SuperLearner: Super Learner Prediction Function
In ecpolley/SuperLearner_Old: Super Learner Prediction

Description Usage Arguments Details Value Author(s) References Examples

A Prediction Function for the Super Learner. The SuperLearner function takes a training set pair (X,Y) and gives the predicted values based on a validation set.

SuperLearner(Y, X, newX, SL.library, V = 20, shuffle = TRUE, verbose = FALSE, family = gaussian(), method="NNLS", id=NULL, save.fit.library=TRUE, trim.logit=0.001, obsWeights = NULL, stratifyCV = FALSE)

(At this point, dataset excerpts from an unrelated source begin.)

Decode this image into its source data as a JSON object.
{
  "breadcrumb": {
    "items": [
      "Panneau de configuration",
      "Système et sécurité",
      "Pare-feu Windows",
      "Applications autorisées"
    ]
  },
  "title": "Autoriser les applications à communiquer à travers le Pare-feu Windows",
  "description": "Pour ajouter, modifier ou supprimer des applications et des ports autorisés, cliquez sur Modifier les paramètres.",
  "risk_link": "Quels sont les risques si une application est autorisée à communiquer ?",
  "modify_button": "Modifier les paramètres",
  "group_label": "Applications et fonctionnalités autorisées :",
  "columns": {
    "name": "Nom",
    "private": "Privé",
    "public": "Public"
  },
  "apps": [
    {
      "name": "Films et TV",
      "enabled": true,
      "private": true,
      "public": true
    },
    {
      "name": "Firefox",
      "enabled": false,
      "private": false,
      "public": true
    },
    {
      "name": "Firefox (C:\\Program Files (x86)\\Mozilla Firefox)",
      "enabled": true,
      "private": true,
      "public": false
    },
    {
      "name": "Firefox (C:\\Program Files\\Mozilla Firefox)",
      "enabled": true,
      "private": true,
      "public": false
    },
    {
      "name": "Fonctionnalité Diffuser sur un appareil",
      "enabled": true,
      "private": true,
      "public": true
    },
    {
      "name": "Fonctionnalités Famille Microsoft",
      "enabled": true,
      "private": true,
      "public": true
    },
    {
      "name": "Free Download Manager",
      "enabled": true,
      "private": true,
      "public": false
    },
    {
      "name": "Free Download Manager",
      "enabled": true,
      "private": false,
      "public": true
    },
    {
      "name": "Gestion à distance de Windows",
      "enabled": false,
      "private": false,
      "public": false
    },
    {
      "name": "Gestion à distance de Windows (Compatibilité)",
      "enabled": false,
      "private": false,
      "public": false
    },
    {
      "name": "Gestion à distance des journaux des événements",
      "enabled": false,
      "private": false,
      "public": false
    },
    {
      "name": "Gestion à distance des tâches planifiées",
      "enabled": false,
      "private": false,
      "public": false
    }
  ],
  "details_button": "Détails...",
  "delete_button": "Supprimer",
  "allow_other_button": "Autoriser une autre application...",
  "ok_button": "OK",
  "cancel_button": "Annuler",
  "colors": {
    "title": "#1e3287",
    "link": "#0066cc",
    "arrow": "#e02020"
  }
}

`Y`	The outcome in the training data set
`X`	The predictor variables in the training data set
`newX`	The predictor variables in the validation data set
`SL.library`	A vector of prediction algorithms, listed as strings. A list of all functions included in the SuperLearner package can be found with `listWrappers()`
`V`	Number of cross-validation folds
`shuffle`	a logical value indicating whether the rows in the training data set should be shuffled before creating the V-fold cross-validation splits
`verbose`	a logical value for a detailed output (helpful for debugging elements in the library)
`family`	currently allows `gaussian` or `binomial` to describe the distribution of the outcome.
`method`	Loss function for combining prediction in the library. Currently either "NNLS" (the default), "NNLS2", or "NNloglik". NNLS and NNLS2 are non-negative least squares based on the Lawson-Hanson algorithm and the dual method of Goldfarb and Idnani, respectively. NNLS and NNLS2 will work for both gaussian and binomial outcomes. NNloglik is a non-negative binomial likelihood maximization using the BFGS quasi-Newton optimization method.
`id`	cluster identification variable. For the cross-validation splits used to find the weights for each prediction algorithm, `id` forces observations in the same cluster to be in the same validation fold.
`save.fit.library`	a logical value whether to save the fit of each algorithm in the library on the full data set. This must be TRUE for `predict.SuperLearner` to work.
`trim.logit`	Only used if `method="NNloglik"`. specifies a truncation level for the logit function for stability.
`obsWeights`	observation weights (need to make sure prediction and screening algorithms in your library are setup to use these weights, otherwise they will be ignored)
`stratifyCV`	a logical value for the cross-validation splits. If TRUE and the family is binomial then the splits will stratify on the outcome to give (roughly) equal proportions of the outcome in all splits. Currently will not work in combination with cluster id.
`...`	additional arguments ...

SuperLearner fit the super learner prediction algorithm. The weights for each algorithm in SL.library is estimated, along with the fit of each algorithm.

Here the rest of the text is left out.